Publizistik, die sich kritisches Nachdenken gestattet und dem Schraubstock der Sachzwänge entschlüpft, ist selten geworden, geradezu ein Luxusgut. Dass ich dieser Lockung eines Verwöhnprogramms für den Geist nicht widerstehen konnte, ist klar.

Geboren und aufgewachsen bin ich in der beschaulich-alternativen Wohlfühl-Metropole Freiburg. Doch so schön es zwischen Schwarzwaldgipfeln und Solardächern auch war, irgendwann packte mich die Lust, eine etwas schroffere, lebensnähere Realität kennenzulernen. Da passte es umso besser, dass ich mich in den letzten Schuljahren immer stärker für politische und gesellschaftliche Zusammenhänge und ihre kritische Durchleuchtung zu begeistern begann. Schwer motiviert und mit Freude am Kulturschock zog es mich nach Berlin. Zum Studieren wählte ich, von einer etwas zu verspäteten 68er-Romantik beseelt, das Otto-Suhr-Institut für Politikwissenschaft, zum Leben den damals noch als Problem-Kiez verschrienen Stadtteil Neukölln.

Der Schritt in die große Stadt hat sich gelohnt. Um im urbanen Treiben nicht unterzugehen, machte ich einige Tauchübungen. So engagierte ich mich in einigen sozialen und kulturellen Initiativen in der Nachbarschaft und begann, erste Zeitungsartikel über das Erlebte zu schreiben. Hinzu kamen Film-, Musik- und Buchrezensionen. Nach einem spannenden Studiensemester in Paris, das dem Wahlberliner vor allem durch einen mehrmonatigen Studentenstreik und Ausschreitungen in den Vororten eine Lektion in Sachen Bildungskämpfen und Stadtentwicklung erteilte, wurde das soziokulturelle Leben in Frankreich zu einem weiteren Schwerpunkt meiner journalistischen Arbeit. Regelmäßig berichtete ich für die Jüdische Allgemeine aus Frankreich, wobei mir immer bewusster wurde, dass das Verhältnis der scheinbar säkularen Staaten zu Religionsgemeinschaften – zumal in Einwanderungsgesellschaften – mitnichten so geklärt ist, wie weithin angenommen.

Das schillernde Verhältnis von Politik und Religion begann mich immer mehr zu faszinieren.
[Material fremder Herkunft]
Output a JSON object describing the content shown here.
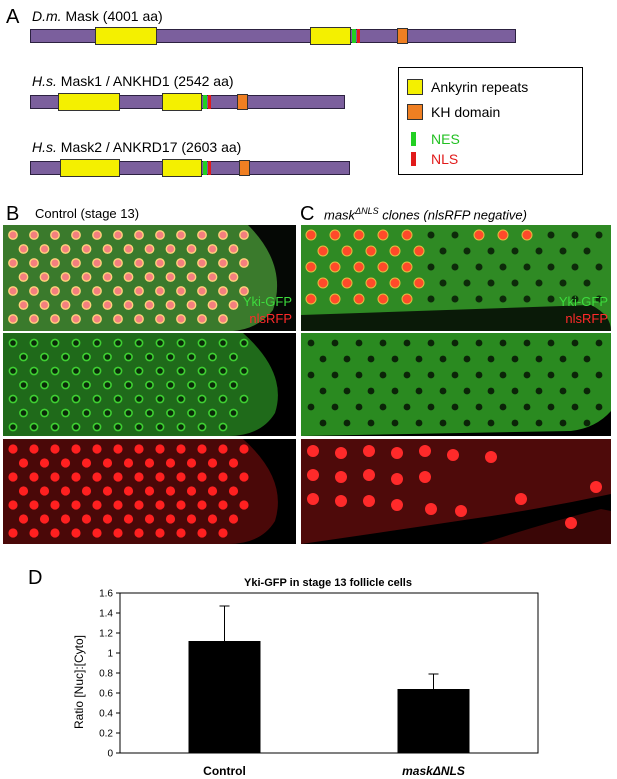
{
  "panelA": {
    "letter": "A",
    "proteins": [
      {
        "species": "D.m.",
        "name": "Mask (4001 aa)"
      },
      {
        "species": "H.s.",
        "name": "Mask1 / ANKHD1 (2542 aa)"
      },
      {
        "species": "H.s.",
        "name": "Mask2 / ANKRD17 (2603 aa)"
      }
    ],
    "legend": [
      {
        "label": "Ankyrin repeats",
        "color": "#f4f000"
      },
      {
        "label": "KH domain",
        "color": "#ef7f22"
      },
      {
        "label": "NES",
        "color": "#22d022"
      },
      {
        "label": "NLS",
        "color": "#e11a1a"
      }
    ],
    "colors": {
      "protein_bar": "#7b5f9d"
    }
  },
  "panelB": {
    "letter": "B",
    "title": "Control (stage 13)",
    "channel_green": "Yki-GFP",
    "channel_red": "nlsRFP"
  },
  "panelC": {
    "letter": "C",
    "title_prefix": "mask",
    "title_superscript": "ΔNLS",
    "title_suffix": " clones (nlsRFP negative)",
    "channel_green": "Yki-GFP",
    "channel_red": "nlsRFP"
  },
  "panelD": {
    "letter": "D",
    "chart_data": {
      "type": "bar",
      "title": "Yki-GFP in stage 13 follicle cells",
      "ylabel": "Ratio [Nuc]:[Cyto]",
      "xlabel": "",
      "categories": [
        "Control",
        "maskΔNLS"
      ],
      "values": [
        1.12,
        0.64
      ],
      "errors": [
        0.35,
        0.15
      ],
      "ylim": [
        0,
        1.6
      ],
      "yticks": [
        "0",
        "0.2",
        "0.4",
        "0.6",
        "0.8",
        "1",
        "1.2",
        "1.4",
        "1.6"
      ],
      "grid": false,
      "bar_color": "#000000"
    }
  }
}
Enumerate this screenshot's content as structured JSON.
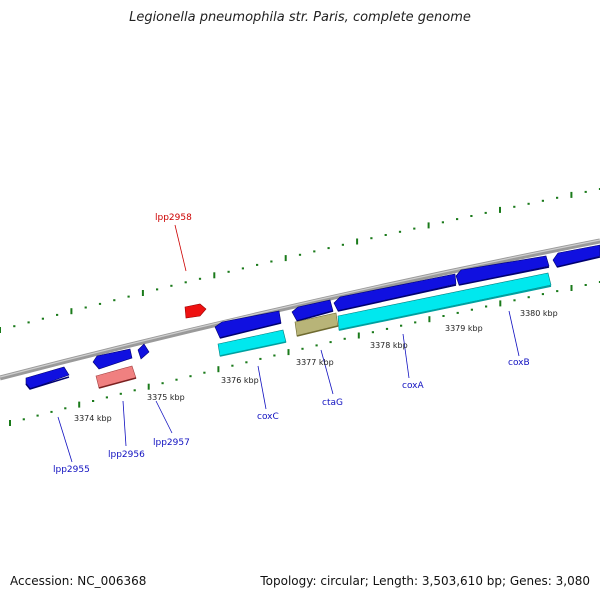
{
  "title": "Legionella pneumophila str. Paris, complete genome",
  "footer": {
    "accession": "Accession: NC_006368",
    "stats": "Topology: circular; Length: 3,503,610 bp; Genes: 3,080"
  },
  "colors": {
    "backbone": "#8a8a8a",
    "ruler_ticks": "#1a7a1a",
    "cds": "#1010e0",
    "cds_label": "#1010c0",
    "pseudo_red": "#ee1111",
    "pseudo_label": "#cc0000",
    "rna_cyan": "#00e8ee",
    "rna_khaki": "#b8b478",
    "rna_pink": "#f08080"
  },
  "tick_labels": [
    "3374 kbp",
    "3375 kbp",
    "3376 kbp",
    "3377 kbp",
    "3378 kbp",
    "3379 kbp",
    "3380 kbp"
  ],
  "gene_labels": [
    "lpp2955",
    "lpp2956",
    "lpp2957",
    "coxC",
    "ctaG",
    "coxA",
    "coxB",
    "lpp2958"
  ]
}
Und auch in Berlin am Lehrstuhl für politische Theorie und Ideengeschichte, wo ich als studentische Hilfskraft arbeitete und Seminare gab, wurde dies zunehmend mein Thema: Ich lernte, dass die gesamte Geschichte eine Geschichte umkämpfter Grenzziehungen zwischen weltlicher und geistiger Macht war und ist. Egal ob progressiv oder reaktionär: Religiöse Motive sind aus politischen Bewegungen bis heute nicht wegzudenken. Was das konkret heißt, wird wohl nirgends so ausgreifend dargestellt, wie in Publik-Forum, Hier bin ich am richtigen Ort.

Dass sich der Anspruch auf ein besseres Leben auf Erden für Alle und die Suche nach Sinn nicht ausschließen –, diese Position ist in Politik und Kirchen selten genug. Noch stärker gilt das für den Journalismus. Nach einer Zwischenstation als Lektor, Übersetzer und Archivmitarbeiter für den Suhrkamp-Verlag bin ich nun sehr glücklich, dass ich im Rahmen meines Redaktionsvolontariates bei Publik-Forum die Möglichkeit bekomme, mein journalistisches Handwerk zu lernen: in einem kritischen, streitbaren und tiefgründigen Medium. Purer Luxus eben.

KURZBIOGRAFIE: Tilman Vogt, geboren 1983, ist seit Oktober 2012 Redaktionsvolontär bei Publik Forum. Abitur am Deutsch-Französischen Gymnasium in Freiburg; Studium der Politikwissenschaften an der FU Berlin und an der Université Paris 8. Während des Studiums und danach Mitarbeit und Lehraufträge am Lehrstuhl für Politische Theorie und Ideengeschichte, freier Journalist für verschiedene Zeitungen und Rundfunk und zuletzt freier Lektor und Übersetzer für den Suhrkamp-Verlag in Berlin.